Monday, April 13, 2009

Retirement Saving In Recession: It Still Makes Sense

No one is going to argue that times are tough these days. Most people need to stretch their dollars as much as possible to squeeze in all of the necessities. Wages have been largely stagnant for the better part of the last decade, meaning that there are fewer discretionary dollars available for spending.

There's no law that requires you to save for retirement, though many employers now require participation at some level in company-sponsored retirement savings plans. Most companies that have a 401(k) plan offer some kind of matching incentive. In the past year, some big-name corporations have suspended their 401(k) matching grants, but in all 99% of companies that were matching last year at this time are still matching this year.

Under the circumstances, should you continue to save for retirement? Probably. Most 401(k) investments are based in stocks or a mixture of stocks and bonds. Historically, the stock market has risen in value over time. At the moment, the decrease in the value of retirement funds and investments may mean a loss for your past investments, but also represents an opportunity to buy investment-grade securities effectively at a discount.

Moreover, your only opportunity to save for retirement is during your working years. Ideally, you should start saving while you're in your prime. If you need to slow down at work as you get older, or experience health or other issues that prevent you from working to your full potential, your retirement savings will continue to work and generate income for you.

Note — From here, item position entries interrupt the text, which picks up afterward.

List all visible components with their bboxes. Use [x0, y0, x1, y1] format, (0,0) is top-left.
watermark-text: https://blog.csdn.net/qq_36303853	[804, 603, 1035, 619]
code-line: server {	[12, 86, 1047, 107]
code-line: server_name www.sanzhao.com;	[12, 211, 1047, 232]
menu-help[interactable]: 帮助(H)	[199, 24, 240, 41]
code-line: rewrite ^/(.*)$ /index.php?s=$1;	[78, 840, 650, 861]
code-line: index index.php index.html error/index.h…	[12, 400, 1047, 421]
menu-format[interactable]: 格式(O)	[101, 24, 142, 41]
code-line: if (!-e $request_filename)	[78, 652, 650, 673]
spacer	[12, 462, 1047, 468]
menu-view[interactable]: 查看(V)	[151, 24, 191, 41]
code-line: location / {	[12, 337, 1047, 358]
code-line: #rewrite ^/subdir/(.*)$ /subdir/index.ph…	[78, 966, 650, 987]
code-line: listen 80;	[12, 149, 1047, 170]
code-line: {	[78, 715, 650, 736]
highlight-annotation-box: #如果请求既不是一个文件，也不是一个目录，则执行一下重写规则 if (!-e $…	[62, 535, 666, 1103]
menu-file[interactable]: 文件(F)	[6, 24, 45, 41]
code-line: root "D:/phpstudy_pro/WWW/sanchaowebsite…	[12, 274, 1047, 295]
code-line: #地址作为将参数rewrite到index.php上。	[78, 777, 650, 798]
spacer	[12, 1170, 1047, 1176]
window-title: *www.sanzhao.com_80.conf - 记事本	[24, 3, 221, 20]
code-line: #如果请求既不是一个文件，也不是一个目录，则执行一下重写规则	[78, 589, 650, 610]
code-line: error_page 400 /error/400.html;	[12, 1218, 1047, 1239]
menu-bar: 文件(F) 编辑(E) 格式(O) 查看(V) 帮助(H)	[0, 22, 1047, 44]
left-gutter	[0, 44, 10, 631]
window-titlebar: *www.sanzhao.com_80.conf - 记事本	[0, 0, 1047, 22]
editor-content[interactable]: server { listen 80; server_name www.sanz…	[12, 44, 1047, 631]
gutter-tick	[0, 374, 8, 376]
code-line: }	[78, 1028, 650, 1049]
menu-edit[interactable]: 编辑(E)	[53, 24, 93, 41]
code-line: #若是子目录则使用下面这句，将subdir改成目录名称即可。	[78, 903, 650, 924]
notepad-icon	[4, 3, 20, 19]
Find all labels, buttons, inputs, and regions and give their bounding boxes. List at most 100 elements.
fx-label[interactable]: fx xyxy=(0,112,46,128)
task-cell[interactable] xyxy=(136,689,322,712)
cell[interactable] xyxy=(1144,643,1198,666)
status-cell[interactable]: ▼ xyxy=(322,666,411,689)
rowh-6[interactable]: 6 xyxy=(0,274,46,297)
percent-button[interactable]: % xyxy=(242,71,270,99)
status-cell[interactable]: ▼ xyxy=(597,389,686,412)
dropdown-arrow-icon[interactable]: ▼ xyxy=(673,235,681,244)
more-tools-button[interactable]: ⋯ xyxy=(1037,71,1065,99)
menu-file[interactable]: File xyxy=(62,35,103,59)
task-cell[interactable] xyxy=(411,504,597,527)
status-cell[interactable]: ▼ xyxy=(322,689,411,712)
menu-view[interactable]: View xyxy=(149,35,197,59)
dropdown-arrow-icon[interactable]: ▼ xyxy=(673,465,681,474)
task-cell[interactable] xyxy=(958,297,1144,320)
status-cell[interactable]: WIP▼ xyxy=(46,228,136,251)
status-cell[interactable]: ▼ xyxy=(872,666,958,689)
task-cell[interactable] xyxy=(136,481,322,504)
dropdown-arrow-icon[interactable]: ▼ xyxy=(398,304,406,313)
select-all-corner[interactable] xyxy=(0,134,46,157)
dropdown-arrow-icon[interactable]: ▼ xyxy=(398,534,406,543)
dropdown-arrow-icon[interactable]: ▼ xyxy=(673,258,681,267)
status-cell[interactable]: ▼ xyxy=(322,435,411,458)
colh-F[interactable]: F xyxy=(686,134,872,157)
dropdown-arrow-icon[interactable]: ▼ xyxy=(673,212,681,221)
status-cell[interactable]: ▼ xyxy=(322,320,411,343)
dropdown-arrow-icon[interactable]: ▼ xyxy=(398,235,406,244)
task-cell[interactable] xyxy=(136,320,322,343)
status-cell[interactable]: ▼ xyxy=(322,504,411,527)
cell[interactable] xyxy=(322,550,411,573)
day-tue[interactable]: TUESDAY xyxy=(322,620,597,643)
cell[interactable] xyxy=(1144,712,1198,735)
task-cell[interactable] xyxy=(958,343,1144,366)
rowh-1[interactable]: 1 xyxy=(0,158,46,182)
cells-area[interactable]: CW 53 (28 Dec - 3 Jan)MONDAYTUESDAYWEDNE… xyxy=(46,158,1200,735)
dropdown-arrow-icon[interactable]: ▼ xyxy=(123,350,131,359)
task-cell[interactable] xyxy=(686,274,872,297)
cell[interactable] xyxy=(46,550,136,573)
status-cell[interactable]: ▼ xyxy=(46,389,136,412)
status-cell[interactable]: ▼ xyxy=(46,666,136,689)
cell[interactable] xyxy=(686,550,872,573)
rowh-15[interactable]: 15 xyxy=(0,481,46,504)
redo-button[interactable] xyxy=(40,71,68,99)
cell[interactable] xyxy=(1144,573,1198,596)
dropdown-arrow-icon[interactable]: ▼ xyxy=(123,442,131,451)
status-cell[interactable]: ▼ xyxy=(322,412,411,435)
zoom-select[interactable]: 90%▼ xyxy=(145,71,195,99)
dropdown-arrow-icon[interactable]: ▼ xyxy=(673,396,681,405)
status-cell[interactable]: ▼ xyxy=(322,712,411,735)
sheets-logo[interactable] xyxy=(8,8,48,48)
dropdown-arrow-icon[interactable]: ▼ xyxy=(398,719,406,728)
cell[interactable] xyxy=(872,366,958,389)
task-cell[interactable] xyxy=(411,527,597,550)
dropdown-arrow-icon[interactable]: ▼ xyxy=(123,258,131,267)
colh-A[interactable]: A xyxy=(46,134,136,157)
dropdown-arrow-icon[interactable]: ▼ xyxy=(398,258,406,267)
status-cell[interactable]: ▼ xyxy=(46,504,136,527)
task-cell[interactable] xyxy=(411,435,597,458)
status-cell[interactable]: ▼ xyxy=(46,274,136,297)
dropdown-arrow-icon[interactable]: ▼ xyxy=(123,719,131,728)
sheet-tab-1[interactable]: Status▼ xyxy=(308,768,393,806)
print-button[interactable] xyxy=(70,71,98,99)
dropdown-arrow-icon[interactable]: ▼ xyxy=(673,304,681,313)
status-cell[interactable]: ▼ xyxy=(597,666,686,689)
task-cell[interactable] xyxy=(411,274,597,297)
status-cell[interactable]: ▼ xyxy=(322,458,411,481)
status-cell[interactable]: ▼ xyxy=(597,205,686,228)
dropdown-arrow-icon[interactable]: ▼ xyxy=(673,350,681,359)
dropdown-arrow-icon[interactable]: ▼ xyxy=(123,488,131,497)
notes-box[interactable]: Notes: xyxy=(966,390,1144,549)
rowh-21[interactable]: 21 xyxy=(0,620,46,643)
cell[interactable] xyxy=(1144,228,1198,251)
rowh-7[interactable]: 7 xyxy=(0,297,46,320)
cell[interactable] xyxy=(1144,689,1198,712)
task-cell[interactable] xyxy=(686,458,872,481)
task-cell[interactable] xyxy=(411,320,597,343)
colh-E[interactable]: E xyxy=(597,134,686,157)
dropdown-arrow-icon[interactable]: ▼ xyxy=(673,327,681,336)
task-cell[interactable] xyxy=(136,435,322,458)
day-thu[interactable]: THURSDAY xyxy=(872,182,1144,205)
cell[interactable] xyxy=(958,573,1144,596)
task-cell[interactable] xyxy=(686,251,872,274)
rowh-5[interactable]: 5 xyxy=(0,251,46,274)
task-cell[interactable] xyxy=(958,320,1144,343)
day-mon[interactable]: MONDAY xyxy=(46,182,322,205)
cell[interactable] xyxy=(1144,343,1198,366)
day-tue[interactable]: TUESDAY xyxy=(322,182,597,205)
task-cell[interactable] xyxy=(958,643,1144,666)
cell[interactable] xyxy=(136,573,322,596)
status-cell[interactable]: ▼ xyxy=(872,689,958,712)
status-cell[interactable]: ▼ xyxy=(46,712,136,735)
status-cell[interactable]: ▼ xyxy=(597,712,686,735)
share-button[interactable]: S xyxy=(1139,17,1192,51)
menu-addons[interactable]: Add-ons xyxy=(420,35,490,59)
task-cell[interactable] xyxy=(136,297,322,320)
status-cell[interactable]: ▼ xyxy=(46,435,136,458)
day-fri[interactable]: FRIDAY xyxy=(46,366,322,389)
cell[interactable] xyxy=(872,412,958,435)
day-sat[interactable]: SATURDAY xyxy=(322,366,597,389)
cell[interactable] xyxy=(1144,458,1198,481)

If you wait until you're in your mid-30's, 40's or later to start saving for retirement, the likelihood that you'll be able to amass enough cash to carry you through your retirement is slim. Regardless of the state of the economy, you should continue to save for retirement no matter what the economic circumstances are and how much you can put away. Something is always better than nothing.

One caveat: consider creating a broad retirement portfolio that includes a mixture of tax-deferred and taxed assets. One thing you'll want to avoid is being completely dependent on tax-deferred retirement assets. If you maintain some portion of retirement assets that are taxed, you'll have more choices available to you if you need to retire early or withdraw the money for some other reason.